Acceptance shows that autism doesn’t have to be scary. Acceptance says, “sometimes someone who’s autistic can be highly sensitive to loud noises, and may wear headphones to help cope. Please do not take them away, insult, belittle, or tease them, as they are simply trying to avoid something painful.” Acceptance means accepting that cutting the corners off of a square peg to fit into a round hole is painful for the peg, and maybe we just accept that it’s not necessary. That we should let people be different, and accept what supports/accommodations they may need rather than forcing them into a mold that doesn’t fit.
So, what can you do to support autistic people on this most terrifying and overwhelming of months, April, aka ‘Autism month’?
Well, if you’d like to donate, find a good organization, one by autistics, for autistics, focusing on accommodations and assistance rather than promotional material and research. Two good organizations are the Autistic Self Advocacy Network (http://autisticadvocacy.org/) and Autism Women’s Network (https://autismwomensnetwork.org/).
As to colors, the acceptance campaign I am the biggest fan of is Red Instead. It’s exactly as it sounds, and I like the idea of red because it’s the ‘opposite’ of blue – though not pink so that it isn’t strictly a ‘girl’ thing the way blue was chosen. Tone it down Taupe and Light it up Gold are other alternatives, but I’m a fan of red.

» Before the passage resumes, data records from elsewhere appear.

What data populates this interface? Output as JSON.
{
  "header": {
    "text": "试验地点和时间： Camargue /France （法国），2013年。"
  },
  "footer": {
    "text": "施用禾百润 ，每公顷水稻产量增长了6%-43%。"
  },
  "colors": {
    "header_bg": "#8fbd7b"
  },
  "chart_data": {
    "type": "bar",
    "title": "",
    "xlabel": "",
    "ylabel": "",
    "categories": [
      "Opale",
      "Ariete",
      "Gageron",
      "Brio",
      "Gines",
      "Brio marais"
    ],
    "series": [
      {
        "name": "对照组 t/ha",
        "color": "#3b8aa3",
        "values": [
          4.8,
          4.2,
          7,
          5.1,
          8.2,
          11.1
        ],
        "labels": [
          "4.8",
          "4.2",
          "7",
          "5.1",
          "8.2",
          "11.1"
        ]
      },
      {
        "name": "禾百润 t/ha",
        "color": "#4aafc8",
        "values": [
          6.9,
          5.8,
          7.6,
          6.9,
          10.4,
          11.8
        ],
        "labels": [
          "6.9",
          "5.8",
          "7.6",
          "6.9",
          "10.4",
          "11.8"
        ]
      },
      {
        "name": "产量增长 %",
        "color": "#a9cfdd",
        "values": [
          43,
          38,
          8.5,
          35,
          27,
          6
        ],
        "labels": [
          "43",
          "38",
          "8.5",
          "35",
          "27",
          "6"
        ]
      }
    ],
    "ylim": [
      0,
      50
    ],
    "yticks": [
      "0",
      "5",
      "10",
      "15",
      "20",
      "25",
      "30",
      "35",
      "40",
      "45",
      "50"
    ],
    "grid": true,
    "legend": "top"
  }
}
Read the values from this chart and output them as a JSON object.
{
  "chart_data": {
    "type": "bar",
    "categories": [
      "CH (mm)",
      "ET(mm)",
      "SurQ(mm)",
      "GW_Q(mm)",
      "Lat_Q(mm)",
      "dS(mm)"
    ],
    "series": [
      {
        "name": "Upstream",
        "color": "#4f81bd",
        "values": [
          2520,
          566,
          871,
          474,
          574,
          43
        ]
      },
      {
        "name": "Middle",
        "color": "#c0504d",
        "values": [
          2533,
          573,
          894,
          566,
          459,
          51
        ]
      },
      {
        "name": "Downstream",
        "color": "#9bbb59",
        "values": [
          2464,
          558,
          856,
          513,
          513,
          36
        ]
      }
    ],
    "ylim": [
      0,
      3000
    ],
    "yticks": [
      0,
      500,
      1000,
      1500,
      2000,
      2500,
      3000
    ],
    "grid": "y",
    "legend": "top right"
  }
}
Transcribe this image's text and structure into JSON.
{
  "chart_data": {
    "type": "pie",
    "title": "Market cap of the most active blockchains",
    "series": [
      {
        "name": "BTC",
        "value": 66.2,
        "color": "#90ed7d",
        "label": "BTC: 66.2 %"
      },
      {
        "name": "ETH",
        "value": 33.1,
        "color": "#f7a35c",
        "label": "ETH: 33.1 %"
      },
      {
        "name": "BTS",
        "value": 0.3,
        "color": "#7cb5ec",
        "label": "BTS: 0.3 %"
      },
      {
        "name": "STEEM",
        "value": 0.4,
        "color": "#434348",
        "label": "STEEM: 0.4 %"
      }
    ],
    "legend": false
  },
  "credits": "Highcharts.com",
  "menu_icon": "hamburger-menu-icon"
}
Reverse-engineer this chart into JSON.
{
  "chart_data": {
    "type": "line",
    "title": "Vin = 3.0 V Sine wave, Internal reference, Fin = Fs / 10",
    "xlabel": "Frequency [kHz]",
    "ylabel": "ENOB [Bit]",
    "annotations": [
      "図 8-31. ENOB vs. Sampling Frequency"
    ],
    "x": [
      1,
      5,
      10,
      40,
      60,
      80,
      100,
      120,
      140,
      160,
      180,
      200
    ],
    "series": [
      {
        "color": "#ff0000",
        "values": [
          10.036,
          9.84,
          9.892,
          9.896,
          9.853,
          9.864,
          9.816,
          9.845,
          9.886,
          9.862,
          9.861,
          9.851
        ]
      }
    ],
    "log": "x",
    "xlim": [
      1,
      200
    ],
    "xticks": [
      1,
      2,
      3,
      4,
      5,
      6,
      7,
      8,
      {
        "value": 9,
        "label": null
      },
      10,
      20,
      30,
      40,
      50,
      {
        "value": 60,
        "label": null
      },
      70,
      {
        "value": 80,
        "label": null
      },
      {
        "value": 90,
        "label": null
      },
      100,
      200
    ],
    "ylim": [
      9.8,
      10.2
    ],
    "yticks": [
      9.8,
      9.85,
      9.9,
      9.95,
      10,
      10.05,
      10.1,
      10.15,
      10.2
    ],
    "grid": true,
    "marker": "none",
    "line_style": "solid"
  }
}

I would also like to give a short opinion on the puzzle piece symbol. I get that some people like it – it’s visible, kinda cute, and a well known ‘autism symbol’. However, I’m not a fan. For one, it’s usually in blue. If it’s not blue, it’s in bright primary colors. Aka, it’s a little childish. There’s enough of a problem with people infantalizing autistics and assuming we’re all children that I don’t think we need to have a symbol alluding to support of that notion. The original puzzle piece was meant to symbolize what a puzzle autistic people are, how mysterious autism is, and how autistic people are ‘missing a piece in the puzzle’ of our humanity. That sounds a little too close to “elevator doesn’t stop at all floors, not the sharpest tool in the shed”, etc. I don’t think I’m a puzzle if someone gets to know me. It takes some effort, but autistics aren’t mysteries. We’re people. Some people think it’s a cute symbol, and if they like it, that’s up to them – sorta similar to how if someone on the spectrum wants to be called ‘person with autism’ rather than ‘autistic’, it’s completely their call. Personally, it’s not for me. I like the neurodiversity symbols like a rainbow infinity symbol or a rainbow colored brain. I think it’s more representative of who we are. Our brains our different, and there is a spectrum of what autism is.